Several other types of multiple myeloma can fall into either the smoldering or active type:
- Light chain myeloma - About a fifth of myeloma cases are light chain myeloma. Patients with this type of multiple myeloma do not create whole immunoglobin antibodies like those with other types of myeloma. They can only create incomplete or "light chain" antibodies.
- Nonsecretory myeloma - Patients with this type of myeloma do not create enough M-proteins or light chains for tests to detect. Imaging scans and bone marrow biopsies can help diagnose this form of the disease.
- Solitary Plasmacytoma - A single, localized tumor characterizes this rare form of myeloma called a plasmacytoma. This is unlike other "multiple" myelomas, which cause more than one tumor in different locations.

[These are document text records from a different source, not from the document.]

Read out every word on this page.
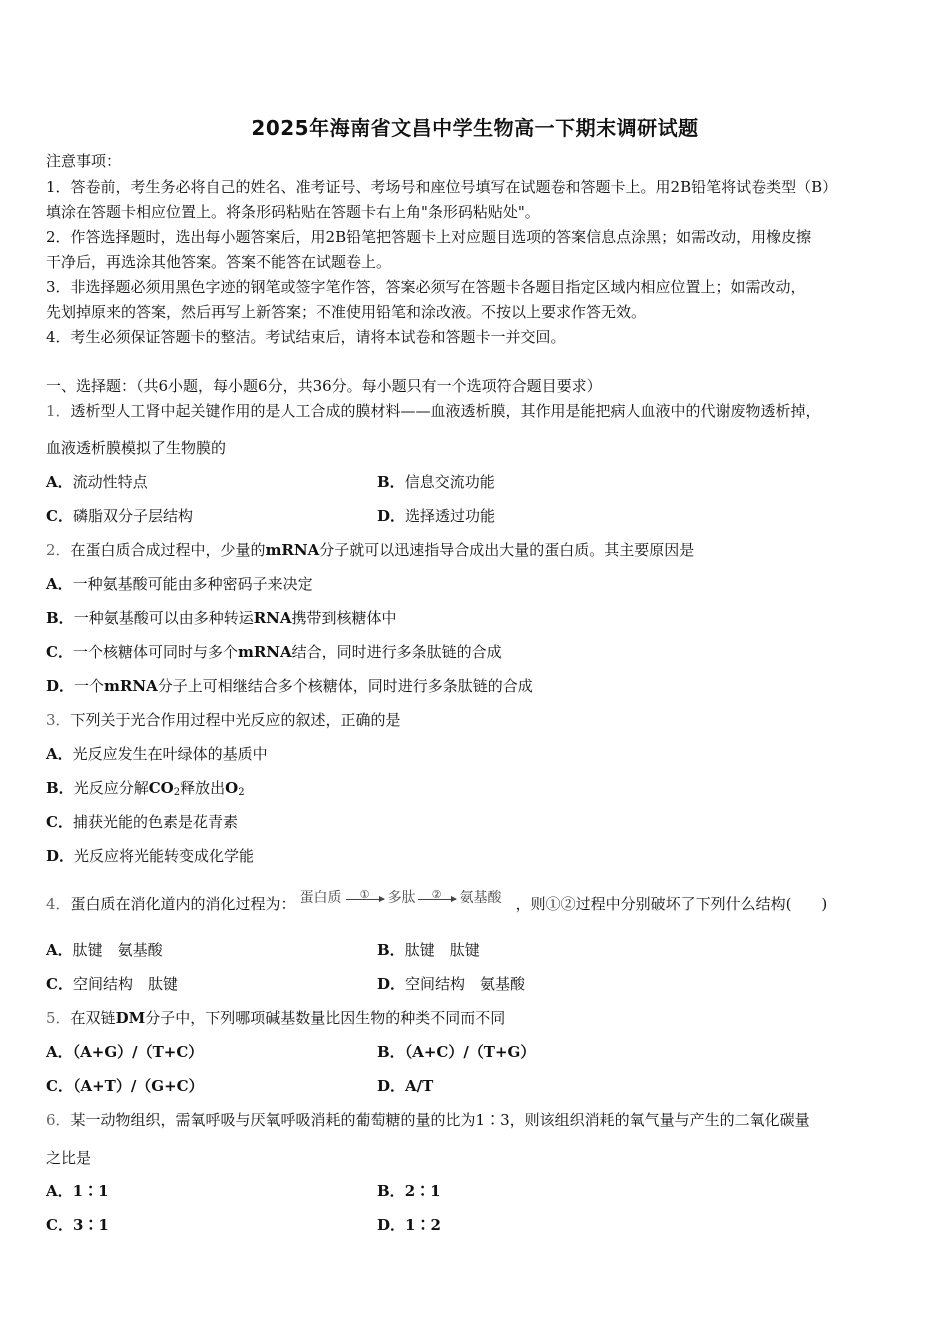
2025年海南省文昌中学生物高一下期末调研试题
注意事项：
1．答卷前，考生务必将自己的姓名、准考证号、考场号和座位号填写在试题卷和答题卡上。用2B铅笔将试卷类型（B）
填涂在答题卡相应位置上。将条形码粘贴在答题卡右上角"条形码粘贴处"。
2．作答选择题时，选出每小题答案后，用2B铅笔把答题卡上对应题目选项的答案信息点涂黑；如需改动，用橡皮擦
干净后，再选涂其他答案。答案不能答在试题卷上。
3．非选择题必须用黑色字迹的钢笔或签字笔作答，答案必须写在答题卡各题目指定区域内相应位置上；如需改动，
先划掉原来的答案，然后再写上新答案；不准使用铅笔和涂改液。不按以上要求作答无效。
4．考生必须保证答题卡的整洁。考试结束后，请将本试卷和答题卡一并交回。
一、选择题：（共6小题，每小题6分，共36分。每小题只有一个选项符合题目要求）
1．透析型人工肾中起关键作用的是人工合成的膜材料——血液透析膜，其作用是能把病人血液中的代谢废物透析掉，
血液透析膜模拟了生物膜的
A．流动性特点	B．信息交流功能
C．磷脂双分子层结构	D．选择透过功能
2．在蛋白质合成过程中，少量的mRNA分子就可以迅速指导合成出大量的蛋白质。其主要原因是
A．一种氨基酸可能由多种密码子来决定
B．一种氨基酸可以由多种转运RNA携带到核糖体中
C．一个核糖体可同时与多个mRNA结合，同时进行多条肽链的合成
D．一个mRNA分子上可相继结合多个核糖体，同时进行多条肽链的合成
3．下列关于光合作用过程中光反应的叙述，正确的是
A．光反应发生在叶绿体的基质中
B．光反应分解$CO_2$释放出$O_2$
C．捕获光能的色素是花青素
D．光反应将光能转变成化学能
4．蛋白质在消化道内的消化过程为： 蛋白质 ① 多肽 ② 氨基酸 ，则①②过程中分别破坏了下列什么结构(　　)
A．肽键　氨基酸	B．肽键　肽键
C．空间结构　肽键	D．空间结构　氨基酸
5．在双链DM分子中，下列哪项碱基数量比因生物的种类不同而不同
A．（A+G）/（T+C）	B．（A+C）/（T+G）
C．（A+T）/（G+C）	D．A/T
6．某一动物组织，需氧呼吸与厌氧呼吸消耗的葡萄糖的量的比为1∶3，则该组织消耗的氧气量与产生的二氧化碳量
之比是
A．1∶1	B．2∶1
C．3∶1	D．1∶2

Signs & Symptoms of Multiple Myeloma
Many multiple myeloma patients may not notice symptoms early in the disease's progression. When multiple myeloma symptoms do occur, they vary widely but can include:
- Unexplained weight loss
- Excessive thirst
- Confusion or mental fogginess
- Bone pain, especially in the back, ribs, and skull
- Frequent infections
Causes & Risk Factors
Researchers still don't know what causes multiple myeloma. They do know, however, that certain risk factors can increase your chances of developing the disease. Things that affect your risk of developing multiple myeloma include:
- Age - The chances of developing multiple myeloma increase as a person ages. Most cases of the disease are diagnosed in people aged 65 and up
- Sex - Men are slightly more likely to develop myeloma than women
- Race - Multiple myeloma is more than twice as common in African Americans than in white patients
- Weight - Being overweight or obese increases a person's risk of developing myeloma
- Family history - A person is more likely to develop multiple myeloma if an immediate family member has the disease
- History of MGUS or smoldering myeloma - Patients with a known history of MGUS or smoldering myeloma are at risk of progression to symptomatic multiple myeloma at a rate of about 1% per year for patients with MGUS and about 10% per year for patients with smoldering multiple myeloma
Trust NewYork-Presbyterian for Multiple Myeloma Treatment
At NewYork-Presbyterian, we recognize that there are many types of multiple myeloma, each with its own biology. Our specialists are trained to screen for and recognize the signs of myeloma and can help guide you through the appropriate next steps.